Depuis plusieurs jours, l'Ours était très inquiet.Depuis qu'il s'était découvert entre les doigts de mains une espèce de pelade avec boursouflures rougeâtres, de fort laide apparence, et dont il avait très peur qu'elles ternissent son image de grand séducteur.
La chose le démangeait si terriblement qu'à ses dires il n'en dormait plus de la nuit.
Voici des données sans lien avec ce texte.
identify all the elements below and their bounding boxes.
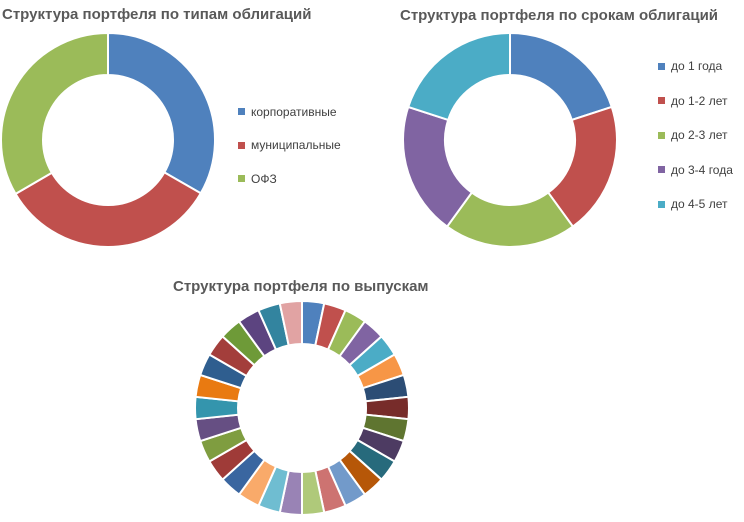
legend-swatch [658,97,665,105]
donut-slice-2-14 [314,465,347,514]
legend-label: корпоративные [251,104,337,119]
donut-slice-2-22 [194,413,243,443]
legend-item-0-2: муниципальные [238,129,341,163]
legend-swatch [658,166,665,174]
donut-slice-2-10 [356,426,406,463]
legend-item-1-2: до 1-2 лет [658,84,733,119]
donut-slice-0-3 [0,31,109,196]
legend-label: до 2-3 лет [671,128,728,143]
legend-swatch [658,62,665,70]
donut-slice-2-25 [198,353,248,390]
donut-slice-2-8 [364,395,410,421]
legend-swatch [658,131,665,139]
legend-swatch [658,200,665,208]
donut-slice-2-18 [237,458,278,508]
legend-label: муниципальные [251,138,341,153]
donut-slice-2-11 [348,438,397,482]
legend-item-1-3: до 2-3 лет [658,118,733,153]
legend-item-0-1: корпоративные [238,95,341,129]
donut-slice-1-2 [546,105,618,228]
donut-slice-0-2 [14,171,203,248]
donut-slice-2-7 [361,373,410,403]
chart-title-issues: Структура портфеля по выпускам [173,278,429,295]
legend-swatch [238,141,245,149]
chart-title-terms: Структура портфеля по срокам облигаций [400,7,719,24]
donut-slice-2-9 [361,413,410,443]
legend-terms: до 1 года до 1-2 лет до 2-3 лет до 3-4 года… [658,49,733,222]
donut-slice-2-24 [194,373,243,403]
legend-label: до 3-4 года [671,162,733,177]
donut-slice-1-3 [445,191,575,248]
donut-slice-2-21 [198,426,248,463]
donut-slice-2-19 [221,449,266,496]
donut-slice-1-4 [402,105,474,228]
donut-slice-2-30 [278,299,303,347]
donut-slice-2-6 [356,353,406,390]
donut-slice-2-20 [207,438,256,482]
legend-label: до 4-5 лет [671,197,728,212]
legend-item-0-3: ОФЗ [238,162,341,196]
donut-slice-1-5 [406,31,511,122]
legend-label: ОФЗ [251,171,277,186]
chart-title-types: Структура портфеля по типам облигаций [2,6,312,23]
donut-slice-2-23 [194,395,240,421]
donut-slice-2-15 [301,469,326,517]
legend-swatch [238,175,245,183]
legend-item-1-1: до 1 года [658,49,733,84]
legend-swatch [238,108,245,116]
donut-slice-2-12 [338,449,383,496]
legend-item-1-4: до 3-4 года [658,153,733,188]
donut-slice-2-4 [338,320,383,367]
donut-slice-0-1 [107,31,216,195]
donut-slice-2-28 [237,308,278,358]
legend-item-1-5: до 4-5 лет [658,187,733,222]
donut-slice-2-13 [326,458,367,508]
donut-slice-2-16 [278,469,303,517]
donut-slice-2-3 [326,308,367,358]
legend-label: до 1 года [671,59,723,74]
legend-label: до 1-2 лет [671,93,728,108]
donut-slice-2-5 [348,334,397,378]
donut-slice-2-27 [221,320,266,367]
donut-slice-2-1 [301,299,326,347]
donut-slice-2-29 [257,302,290,351]
donut-slice-1-1 [509,31,614,122]
donut-slice-2-2 [314,302,347,351]
legend-types: корпоративные муниципальные ОФЗ [238,95,341,196]
donut-slice-2-17 [257,465,290,514]
donut-slice-2-26 [207,334,256,378]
Je ne saurais l'affirmer avec autant d'aplomb que lui, n'ayant constaté en nocturne aucune baisse ni en fréquence ni en intensité de ses ronfleries, mais bon, j'ai bien vu que ce n'était pas le moment de le contredire et je me suis tue.
Et puis l'Ours est très anxieux de nature, il avait peur ne plus rien pouvoir faire de ses dix doigts, il se voyait bientôt amputé des deux paluches, limite il se croyait déjà presque mort.
Il a donc pris rendez-vous chez le dermato qui lui a diagnostiqué sans sourciller,
accrochez-vous bien
(vraiment très bien)
DE L'ECZEMA DE LA MENAGERE.
Eh bien moi, depuis que je sais que mon homme a de l'eczéma de la ménagère, aaaaah oooooh, je suis toute fièrotte que je l'ai dit à toutes mes voisines alentour et que j'attends la rentrée avec impatience pour pouvoir m'en vanter aussi à mes collègues, aux dames de cantine et aux parents d'élèves, je l'ai tracé en lettres d'or sur mes cartes de voeux pour 2008, et je le ferai graver comme épitaphe sur le caveau familial c'est sûr, haaan, quelle classe, avoir un homme atteint de l'eczéma de la ménagère, c'est quand même pas donné à tout le monde, hein*.
*Croyez le ou pas, tout ce que ma crème d'Ours a trouvé à conclure fut (textuel, tout en se passant méthodiquement sa potion médicinale entre les doigts et avec un ton résigné tirant vers le larmoyant): "faut que j'm'achète des gants pour faire la vaisselle, moi."
jeudi 3 janvier 2008
La bête féroce fait son show.

mercredi 2 janvier 2008
La Bonané démarre fort.
mardi 1 janvier 2008
Une bonne chose de faite (ce qui est fait n'est plus à faire)
Franchement, cet excès d'optimisme, de résolutions, ce dégoulinage de bons sentiments et de fiolerie, cette empiffrade de ragougnasse et de crottes d'ermite, cette gaité surfaite, la gueudeub' et Saint Sylvestre Night Fever, ça m'esbloque tous les ans pareil.
Il y a les sobres Bonané, les un peu plus raffinés Bonanébonnsanté, les total has been de la loose intégrale Bonanébonnsantétankonalasanté, et les enrichis au bifidus*actif Bonanébonnsantéméyeurveu, mais ça me casse la raie tout pareil t'façons.
Alors qu'on se le dise: que le cul lui troue, à la Bonané!*
* Méméyeurveu quand même, les zamis!
** maman, je prends la résolution solennelle, ferme et définitive d'être (un peu) moins vulgaire à compter du 2 janvier.